Date: Monday, Jan 22, 2024

Time: 11:00 AM - 1:00 PM (ET)

Location: KACB 3402 and Virtual (https://gatech.zoom.us/j/97672893211)

Fangke Ye

Ph.D. Candidate

School of Computer Science

Georgia Institute of Technology

Committee:

Dr. Vivek Sarkar (Advisor) – School of Computer Science, Georgia Institute of Technology

Dr. Jisheng Zhao – School of Computer Science, Georgia Institute of Technology

Dr. Santosh Pande – School of Computer Science, Georgia Institute of Technology

Dr. Qirun Zhang – School of Computer Science, Georgia Institute of Technology

Dr. Milad Hashemi – Google

Abstract:

As hardware performance continues to improve with the increase of hardware complexity and diversification, software struggles to keep up and fully realize these performance gains. Only a handful of expert programmers can harness the full potential of modern hardware using hardware-exposed low-level programming primitives. Meanwhile, the widespread adoption of high-level dynamically-typed programming languages like Python and JavaScript provides high productivity but suffers from low performance due to the lack of static type information necessary for compiler optimizations. Therefore, it becomes increasingly difficult to enable the development of high-performance programs capable of utilizing the potential performance provided by evolving hardware while maintaining high programming productivity for the mass developers.

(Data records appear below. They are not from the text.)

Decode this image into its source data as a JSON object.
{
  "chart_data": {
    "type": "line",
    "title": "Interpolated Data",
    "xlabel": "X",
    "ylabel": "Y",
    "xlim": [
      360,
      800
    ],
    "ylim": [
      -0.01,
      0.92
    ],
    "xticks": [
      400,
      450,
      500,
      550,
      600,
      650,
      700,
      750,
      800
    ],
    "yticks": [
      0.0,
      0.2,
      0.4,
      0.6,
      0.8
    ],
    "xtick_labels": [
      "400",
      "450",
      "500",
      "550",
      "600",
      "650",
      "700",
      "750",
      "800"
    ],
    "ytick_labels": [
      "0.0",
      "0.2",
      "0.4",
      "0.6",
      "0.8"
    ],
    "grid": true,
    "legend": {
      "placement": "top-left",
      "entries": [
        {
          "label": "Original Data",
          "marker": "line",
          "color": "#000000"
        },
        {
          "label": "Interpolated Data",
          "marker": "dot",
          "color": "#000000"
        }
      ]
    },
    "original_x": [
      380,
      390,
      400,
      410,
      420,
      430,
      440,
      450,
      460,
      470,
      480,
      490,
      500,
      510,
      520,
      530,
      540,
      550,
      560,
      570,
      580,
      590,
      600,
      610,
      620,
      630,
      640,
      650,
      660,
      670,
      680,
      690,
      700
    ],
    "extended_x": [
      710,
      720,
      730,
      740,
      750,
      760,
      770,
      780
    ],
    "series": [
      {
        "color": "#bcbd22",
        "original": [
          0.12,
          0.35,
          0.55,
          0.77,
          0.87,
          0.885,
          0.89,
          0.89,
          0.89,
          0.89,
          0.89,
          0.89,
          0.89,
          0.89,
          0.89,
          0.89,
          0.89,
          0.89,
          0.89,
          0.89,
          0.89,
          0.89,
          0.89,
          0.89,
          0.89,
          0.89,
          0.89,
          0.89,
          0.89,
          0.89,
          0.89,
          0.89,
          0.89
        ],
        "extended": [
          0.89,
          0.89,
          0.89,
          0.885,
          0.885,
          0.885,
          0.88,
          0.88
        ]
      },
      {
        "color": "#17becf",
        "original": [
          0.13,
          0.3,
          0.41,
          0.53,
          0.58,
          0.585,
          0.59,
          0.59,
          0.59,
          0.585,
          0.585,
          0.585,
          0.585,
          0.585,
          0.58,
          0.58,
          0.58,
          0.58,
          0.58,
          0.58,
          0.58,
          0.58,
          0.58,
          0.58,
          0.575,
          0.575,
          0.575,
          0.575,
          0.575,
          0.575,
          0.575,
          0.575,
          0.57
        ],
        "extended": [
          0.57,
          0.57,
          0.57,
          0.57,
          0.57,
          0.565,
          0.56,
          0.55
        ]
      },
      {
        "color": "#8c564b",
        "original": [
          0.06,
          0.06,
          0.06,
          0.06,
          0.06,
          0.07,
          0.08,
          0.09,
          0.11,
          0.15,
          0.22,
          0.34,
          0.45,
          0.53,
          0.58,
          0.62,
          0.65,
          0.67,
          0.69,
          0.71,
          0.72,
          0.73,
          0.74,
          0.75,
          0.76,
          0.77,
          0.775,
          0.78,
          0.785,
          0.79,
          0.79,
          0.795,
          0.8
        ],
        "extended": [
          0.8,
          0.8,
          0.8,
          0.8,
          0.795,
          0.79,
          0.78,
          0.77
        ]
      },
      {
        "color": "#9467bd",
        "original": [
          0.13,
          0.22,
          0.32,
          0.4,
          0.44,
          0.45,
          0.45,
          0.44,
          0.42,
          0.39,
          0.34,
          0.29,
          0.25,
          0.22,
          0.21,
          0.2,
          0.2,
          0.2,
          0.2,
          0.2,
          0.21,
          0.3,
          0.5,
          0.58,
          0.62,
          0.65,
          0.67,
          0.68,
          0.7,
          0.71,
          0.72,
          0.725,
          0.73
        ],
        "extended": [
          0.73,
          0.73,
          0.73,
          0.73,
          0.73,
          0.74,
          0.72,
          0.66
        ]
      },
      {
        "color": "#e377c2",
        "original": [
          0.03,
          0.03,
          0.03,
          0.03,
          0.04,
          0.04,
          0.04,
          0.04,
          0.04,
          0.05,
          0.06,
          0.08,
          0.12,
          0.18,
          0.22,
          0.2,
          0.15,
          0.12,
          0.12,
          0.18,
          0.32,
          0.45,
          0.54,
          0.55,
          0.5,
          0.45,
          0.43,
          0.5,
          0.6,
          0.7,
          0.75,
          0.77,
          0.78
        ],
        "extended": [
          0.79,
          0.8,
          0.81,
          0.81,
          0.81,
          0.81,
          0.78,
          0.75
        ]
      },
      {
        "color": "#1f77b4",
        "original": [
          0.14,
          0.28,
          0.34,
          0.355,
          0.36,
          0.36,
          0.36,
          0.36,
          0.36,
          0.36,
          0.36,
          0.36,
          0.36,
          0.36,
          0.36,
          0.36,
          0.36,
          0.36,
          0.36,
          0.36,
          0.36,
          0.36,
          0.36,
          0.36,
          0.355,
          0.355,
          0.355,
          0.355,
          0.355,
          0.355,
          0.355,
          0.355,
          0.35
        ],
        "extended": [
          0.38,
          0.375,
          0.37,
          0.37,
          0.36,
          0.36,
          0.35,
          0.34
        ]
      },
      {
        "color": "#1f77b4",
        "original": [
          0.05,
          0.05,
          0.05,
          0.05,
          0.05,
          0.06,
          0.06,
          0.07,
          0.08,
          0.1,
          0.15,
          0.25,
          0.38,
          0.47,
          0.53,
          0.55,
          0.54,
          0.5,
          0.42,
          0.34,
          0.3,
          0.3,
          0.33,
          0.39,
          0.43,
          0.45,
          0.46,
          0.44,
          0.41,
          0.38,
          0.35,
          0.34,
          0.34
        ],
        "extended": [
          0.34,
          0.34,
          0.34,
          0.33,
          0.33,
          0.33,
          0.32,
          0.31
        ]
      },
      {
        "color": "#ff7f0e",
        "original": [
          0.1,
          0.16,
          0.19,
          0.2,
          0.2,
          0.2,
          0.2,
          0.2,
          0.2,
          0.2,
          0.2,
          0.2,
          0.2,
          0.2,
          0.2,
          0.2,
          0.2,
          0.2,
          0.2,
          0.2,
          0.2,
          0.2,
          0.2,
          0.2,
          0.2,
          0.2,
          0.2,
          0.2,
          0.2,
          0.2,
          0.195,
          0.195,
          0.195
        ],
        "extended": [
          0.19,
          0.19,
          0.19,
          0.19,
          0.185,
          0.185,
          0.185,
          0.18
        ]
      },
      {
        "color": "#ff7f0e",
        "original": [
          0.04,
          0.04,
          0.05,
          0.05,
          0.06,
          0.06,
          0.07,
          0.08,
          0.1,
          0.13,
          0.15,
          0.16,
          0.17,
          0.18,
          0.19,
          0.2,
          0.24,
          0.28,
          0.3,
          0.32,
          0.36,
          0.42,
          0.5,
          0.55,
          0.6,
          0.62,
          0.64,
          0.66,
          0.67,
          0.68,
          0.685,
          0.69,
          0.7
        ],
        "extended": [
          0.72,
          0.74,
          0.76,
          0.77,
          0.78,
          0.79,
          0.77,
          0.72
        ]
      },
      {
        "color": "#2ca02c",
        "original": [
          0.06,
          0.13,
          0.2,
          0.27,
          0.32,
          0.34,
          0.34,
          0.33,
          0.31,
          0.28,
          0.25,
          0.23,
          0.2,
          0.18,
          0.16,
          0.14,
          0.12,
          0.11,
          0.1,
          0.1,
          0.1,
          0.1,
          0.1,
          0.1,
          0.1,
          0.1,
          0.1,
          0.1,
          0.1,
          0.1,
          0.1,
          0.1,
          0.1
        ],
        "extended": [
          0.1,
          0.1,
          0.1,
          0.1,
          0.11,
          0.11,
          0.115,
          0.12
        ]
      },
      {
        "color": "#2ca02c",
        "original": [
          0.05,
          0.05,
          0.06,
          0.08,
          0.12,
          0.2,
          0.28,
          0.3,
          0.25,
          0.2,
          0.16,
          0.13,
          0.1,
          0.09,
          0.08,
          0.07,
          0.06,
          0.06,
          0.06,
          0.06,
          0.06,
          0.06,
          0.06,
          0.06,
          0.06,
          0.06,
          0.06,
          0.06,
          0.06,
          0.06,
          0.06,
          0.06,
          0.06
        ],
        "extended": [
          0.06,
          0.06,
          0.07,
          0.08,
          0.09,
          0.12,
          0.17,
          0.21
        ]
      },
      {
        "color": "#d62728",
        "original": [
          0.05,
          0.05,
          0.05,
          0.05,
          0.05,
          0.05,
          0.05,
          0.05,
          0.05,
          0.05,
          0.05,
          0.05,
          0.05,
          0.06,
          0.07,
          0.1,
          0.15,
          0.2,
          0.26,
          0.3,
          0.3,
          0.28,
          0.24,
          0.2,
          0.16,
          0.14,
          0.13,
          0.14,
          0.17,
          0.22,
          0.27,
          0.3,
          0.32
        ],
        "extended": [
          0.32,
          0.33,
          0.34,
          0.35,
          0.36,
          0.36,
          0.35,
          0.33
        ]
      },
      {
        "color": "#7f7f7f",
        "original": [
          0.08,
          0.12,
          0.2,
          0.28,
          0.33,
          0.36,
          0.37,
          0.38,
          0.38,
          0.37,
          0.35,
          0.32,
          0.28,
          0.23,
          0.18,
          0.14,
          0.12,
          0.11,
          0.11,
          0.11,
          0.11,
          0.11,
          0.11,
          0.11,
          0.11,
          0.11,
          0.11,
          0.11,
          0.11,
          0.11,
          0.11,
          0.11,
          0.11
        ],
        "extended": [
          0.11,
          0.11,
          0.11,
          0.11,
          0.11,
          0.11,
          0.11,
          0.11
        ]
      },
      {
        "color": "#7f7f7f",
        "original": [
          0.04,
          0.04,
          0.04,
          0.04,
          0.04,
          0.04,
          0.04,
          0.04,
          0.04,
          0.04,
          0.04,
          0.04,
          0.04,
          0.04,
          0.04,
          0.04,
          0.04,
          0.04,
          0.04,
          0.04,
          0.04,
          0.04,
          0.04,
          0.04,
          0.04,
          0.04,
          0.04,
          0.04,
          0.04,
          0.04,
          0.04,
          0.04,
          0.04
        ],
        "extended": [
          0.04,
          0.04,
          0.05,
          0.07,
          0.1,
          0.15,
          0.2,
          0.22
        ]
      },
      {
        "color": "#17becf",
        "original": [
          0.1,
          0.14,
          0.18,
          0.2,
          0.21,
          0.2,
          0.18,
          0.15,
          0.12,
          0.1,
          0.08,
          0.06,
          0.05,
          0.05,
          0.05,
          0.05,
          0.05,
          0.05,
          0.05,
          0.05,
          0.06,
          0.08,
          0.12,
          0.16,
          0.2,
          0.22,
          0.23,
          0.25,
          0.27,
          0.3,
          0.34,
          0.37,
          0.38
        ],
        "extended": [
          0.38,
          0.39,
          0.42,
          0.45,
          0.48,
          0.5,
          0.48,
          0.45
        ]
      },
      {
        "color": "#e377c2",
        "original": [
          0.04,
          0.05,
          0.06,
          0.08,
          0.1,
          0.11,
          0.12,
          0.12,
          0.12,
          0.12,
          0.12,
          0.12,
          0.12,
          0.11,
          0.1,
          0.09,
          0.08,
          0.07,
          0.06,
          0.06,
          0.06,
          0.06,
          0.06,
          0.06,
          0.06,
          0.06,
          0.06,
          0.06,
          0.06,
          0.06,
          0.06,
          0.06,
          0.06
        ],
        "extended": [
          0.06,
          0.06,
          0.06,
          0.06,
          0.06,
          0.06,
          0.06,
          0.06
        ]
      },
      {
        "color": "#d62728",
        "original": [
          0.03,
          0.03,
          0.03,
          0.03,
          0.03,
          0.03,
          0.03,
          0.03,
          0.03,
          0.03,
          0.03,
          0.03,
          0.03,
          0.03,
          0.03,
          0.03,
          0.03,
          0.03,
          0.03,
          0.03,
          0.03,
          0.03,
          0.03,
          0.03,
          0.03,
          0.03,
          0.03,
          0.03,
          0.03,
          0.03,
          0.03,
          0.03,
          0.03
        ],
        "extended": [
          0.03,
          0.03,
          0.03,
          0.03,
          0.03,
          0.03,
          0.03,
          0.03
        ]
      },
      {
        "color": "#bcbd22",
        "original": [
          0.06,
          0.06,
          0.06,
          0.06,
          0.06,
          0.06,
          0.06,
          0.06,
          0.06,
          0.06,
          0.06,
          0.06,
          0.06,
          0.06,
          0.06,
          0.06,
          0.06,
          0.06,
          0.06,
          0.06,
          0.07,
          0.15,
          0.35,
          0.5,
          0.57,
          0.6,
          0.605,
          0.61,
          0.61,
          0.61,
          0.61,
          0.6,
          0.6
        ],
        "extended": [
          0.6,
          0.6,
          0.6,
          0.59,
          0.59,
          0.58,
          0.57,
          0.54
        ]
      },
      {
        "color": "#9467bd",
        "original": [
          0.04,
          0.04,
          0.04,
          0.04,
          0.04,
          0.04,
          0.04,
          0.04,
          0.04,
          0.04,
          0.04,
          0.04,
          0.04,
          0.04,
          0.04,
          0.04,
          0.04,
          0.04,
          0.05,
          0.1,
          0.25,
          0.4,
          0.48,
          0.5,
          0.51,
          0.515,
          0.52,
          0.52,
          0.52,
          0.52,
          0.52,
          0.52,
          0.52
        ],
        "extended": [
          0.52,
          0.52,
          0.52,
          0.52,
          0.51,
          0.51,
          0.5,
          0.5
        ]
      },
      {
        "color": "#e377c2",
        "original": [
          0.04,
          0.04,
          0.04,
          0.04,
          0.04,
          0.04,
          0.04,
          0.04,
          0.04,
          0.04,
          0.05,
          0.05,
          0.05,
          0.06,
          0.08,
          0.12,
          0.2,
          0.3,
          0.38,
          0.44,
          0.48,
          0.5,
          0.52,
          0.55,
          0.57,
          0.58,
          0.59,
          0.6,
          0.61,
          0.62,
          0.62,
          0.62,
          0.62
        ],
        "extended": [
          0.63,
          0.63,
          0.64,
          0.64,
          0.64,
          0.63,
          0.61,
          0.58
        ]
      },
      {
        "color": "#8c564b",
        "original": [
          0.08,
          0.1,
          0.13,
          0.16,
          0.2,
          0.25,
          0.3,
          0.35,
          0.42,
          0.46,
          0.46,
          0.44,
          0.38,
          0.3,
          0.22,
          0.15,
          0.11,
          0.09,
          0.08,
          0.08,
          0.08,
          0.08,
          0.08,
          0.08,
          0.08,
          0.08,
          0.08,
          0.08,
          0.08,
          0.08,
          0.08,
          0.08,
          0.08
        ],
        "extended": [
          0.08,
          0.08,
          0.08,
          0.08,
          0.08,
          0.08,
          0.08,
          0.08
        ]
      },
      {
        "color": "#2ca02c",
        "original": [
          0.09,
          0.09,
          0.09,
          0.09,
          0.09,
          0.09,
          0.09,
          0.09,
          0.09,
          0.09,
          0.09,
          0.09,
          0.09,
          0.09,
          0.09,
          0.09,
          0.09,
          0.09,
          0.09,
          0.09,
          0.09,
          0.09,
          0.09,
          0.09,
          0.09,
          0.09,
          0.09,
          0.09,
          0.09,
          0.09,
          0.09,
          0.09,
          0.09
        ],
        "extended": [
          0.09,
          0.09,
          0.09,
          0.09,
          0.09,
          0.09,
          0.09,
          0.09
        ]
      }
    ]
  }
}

This thesis proposes the use of machine learning to enhance both programming productivity and program performance. First, we present a neural network based system that can compute code-semantics similarity in C/C++ code, with the goal of identifying semantically equivalent high-performance code for a given low-performance input code; this approach incorporates a context-aware semantics structure and an extensible neural code similarity scoring algorithm. Then, we show how a graph-based deep learning type inference method can be used to infer types in JavaScript; our approach employs multiple graph neural network models and a novel type flow graph representation to infer types in dynamically-typed languages without manual annotations. Finally, we demonstrate a new approach to concrete type inference for Python programs, enabling ahead-of-time code optimization for dynamically-typed languages by combining machine learning and SMT solving without requiring programmers to provide any type information.